Ptpn20 preserves actin-dependent vesicular trafficking and amyloid-β clearance capacity in the choroid plexus

Accumulation of amyloid-β (Aβ) in Alzheimer’s disease reflects not only excessive production but also impaired clearance. The choroid plexus (ChP), which forms the blood–cerebrospinal fluid barrier, plays an important role in cerebrospinal fluid turnover and molecular elimination; however, the mechanisms that maintain epithelial integrity and vesicle-mediated transport remain poorly understood. Here we identify the cytoplasmic protein tyrosine phosphatase Ptpn20 as a key regulator of actin-dependent vesicular trafficking in ChP epithelial cells. Loss of Ptpn20 destabilizes apical F-actin architecture, suppresses both caveolae- and clathrin-mediated endocytosis, and reduces transcytosis of Aβ from the cerebrospinal fluid to the bloodstream.
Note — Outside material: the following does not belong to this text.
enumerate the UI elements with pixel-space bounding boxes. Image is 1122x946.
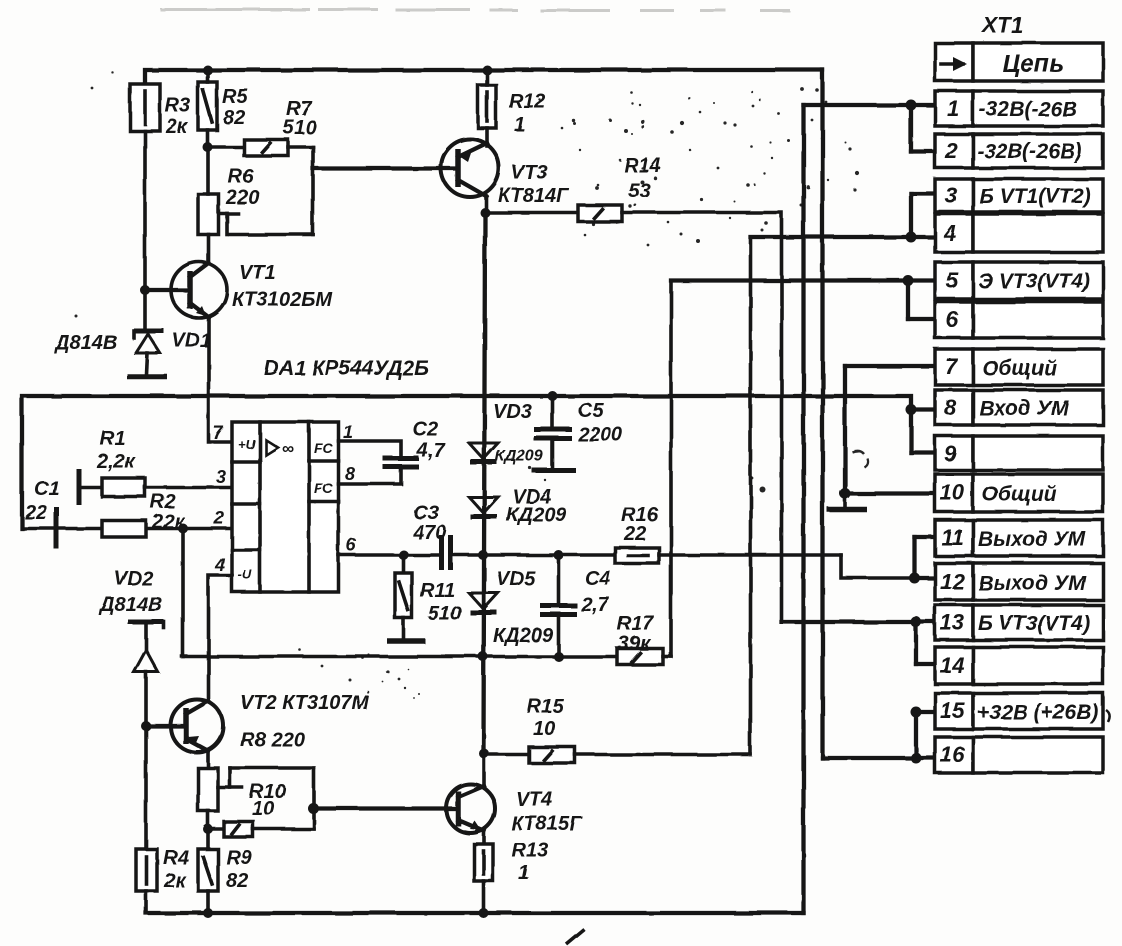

Transcriptomic profiling reveals coordinated downregulation of cytoskeletal, junctional, and vesicular transport modules. Mechanistically, Ptpn20 deficiency induces an early, transient hyperactivation of RhoA signaling that subsequently diminishes as actin architecture deteriorates, indicating biphasic uncoupling of RhoA–actin regulation. In the APP^NL-G-F knock-in background, loss of Ptpn20 exacerbates epithelial degeneration, apical Aβ accumulation, brain amyloid pathology, synaptic loss, and cognitive impairment. These findings establish Ptpn20 as an essential determinant of ChP epithelial homeostasis and highlight impaired actin-dependent vesicular trafficking as a contributor to reduced Aβ clearance.